WASHINGTON, Dec. 17, 2014 – President Obama’s plan to ease financial restrictions on trade with Cuba could help reverse a decline in agricultural exports to the island nation, but his move is likely to face stiff opposition in Congress.
The relatively high price of U.S. commodities has also discouraged Cuban purchases, industry officials say, and that is a factor that Obama’s plan won’t address.
Obama announced a series of executive actions that will include loosening Treasury Department restrictions that require Cuba to pay for purchases of agricultural commodities though a third-country bank. Cuba will still have to pay in cash, but U.S. banks will be allowed to deal directly with Cuban financial institutions.
“That’s big. It is. It’s nice to be able to do banking business in your country and your own town if you have to,” said Paul Johnson, executive director of the Illinois Cuba Working Group, a coalition of agribusiness groups working for increased U.S.-Cuba trade.
Obama also proposed lifting the 54-year-old embargo on Cuba but that would require congressional approval, unlike the executive actions unveiled Wednesday.
Johnson said the third-country banking requirement can increase the cost of transactions as well as delay sales. He used to have a business exporting processed foods to Cuba, including canned goods and cereal, but has turned it over to a Chilean company. Cuban officials complained that U.S. financial restrictions made him uncompetitive, he said.
The restrictions can’t be eased right away, however. The Treasury Department’s Office of Foreign Assets Control, which enforces the embargo on Cuba, will have to go through a rulemaking process to change the regulations, and Congress could intercede via the appropriations process to block any loosening of the rules.

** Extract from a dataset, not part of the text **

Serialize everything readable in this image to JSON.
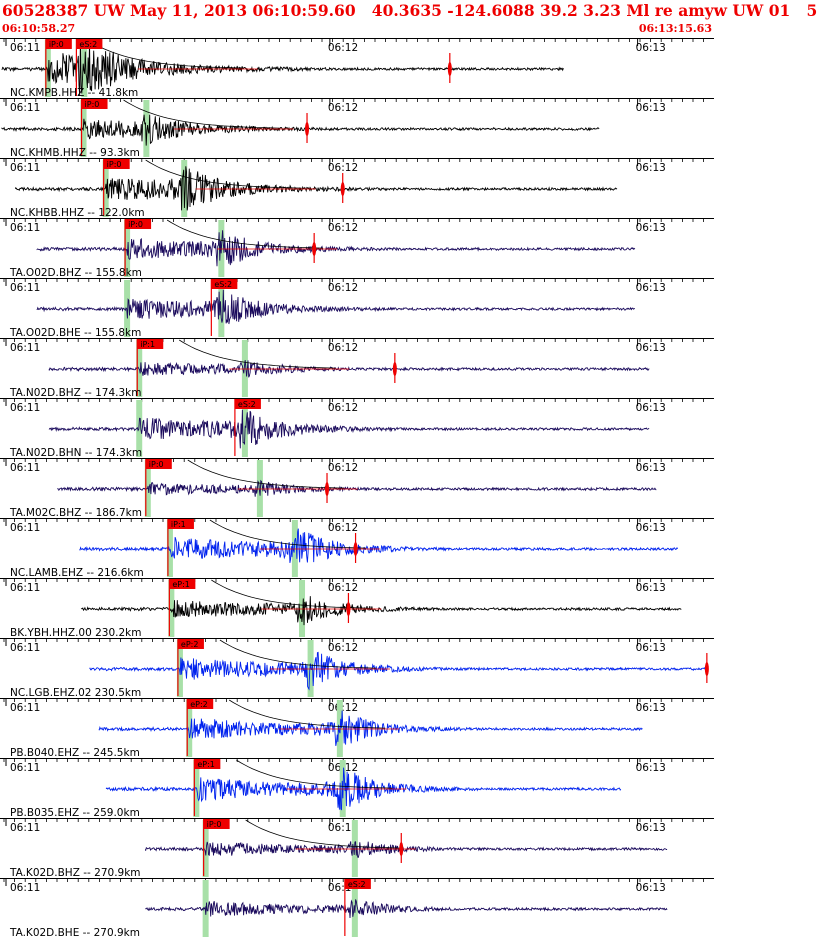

“I won’t even begin to project how many days it would take, or months or years,” for the restrictions to be loosened, said Tom Sleight, president and CEO of the U.S. Grains Council. “I think what agriculture needs to do is to respond real positively.”
Presidential politics also could be a factor since Cuban-Americans still hold significant political sway in the battleground state of Florida.
Sen. Marco Rubio, R-Fla., blasted the president’s plan on Wednesday, and another Cuban American, Rep. Mario Diaz-Balart, R-Fla., is on the House Appropriations Committee.
Sen. Mitch McConnell, R-Ky., who will be the Senate majority leader in the next Congress, said Wednesday that he would defer to Rubio on U.S.-Cuba policy.
Obama’s executive actions also will include allowing shipments of farm equipment to Cuba to help the country’s small producers. Johnson said Cuban farmers badly need tractors and other equipment to clear land among other things.
Deere & Co. said in a statement that it sees Cuba as a potential market. “We look forward to serving customers in Cuba as we do throughout Latin America and around the world.”
U.S. agricultural sales to Cuba have fallen by half since 2008 when commodity prices spiked, and sales have been slow to rebound even as prices have softened. Cuba imported $348 million worth of U.S. farm products in 2013, and more than 40 percent of that was one commodity, frozen chicken.
In 2008, Cuba’s U.S. farm exports totaled $710 million, including $196 million worth of corn, $135 million in wheat and $134 million worth of chicken.
Cuban imports of U.S. corn plunged from a peak of 811,000 metric tons to 137,000 tons.
Cuba is buying wheat now from countries such as France and Russia instead of the United States in part because of the relatively high U.S. price of the hard red winter wheat that Cubans prefer, said Alan Tracy, president of U.S. Wheat Associates, the industry’s export development arm. Shipping costs also have fallen, offsetting the advantage U.S. exporters would normally have by being closer to Cuba, he said.
“We spent quite a bit of effort on Cuba and thought we’d made some pretty good inroads, but when the prices got too high they simply went elsewhere,” said Tracy.
Still, Tracy and other industry officials welcomed the administration’s plan, which also includes establishment of diplomatic relations. “It bodes well for the future,” he said.
The economic benefits to Cuba from relaxing U.S. restrictions on travel and tourism, also part of Obama’s plan, could increase the market for American products, said James Sumner, president of the USA Poultry and Egg Export Council. “Currently, we’re shipping primarily low-cost commodity type products, because of the condition of the Cuban economy,” he said.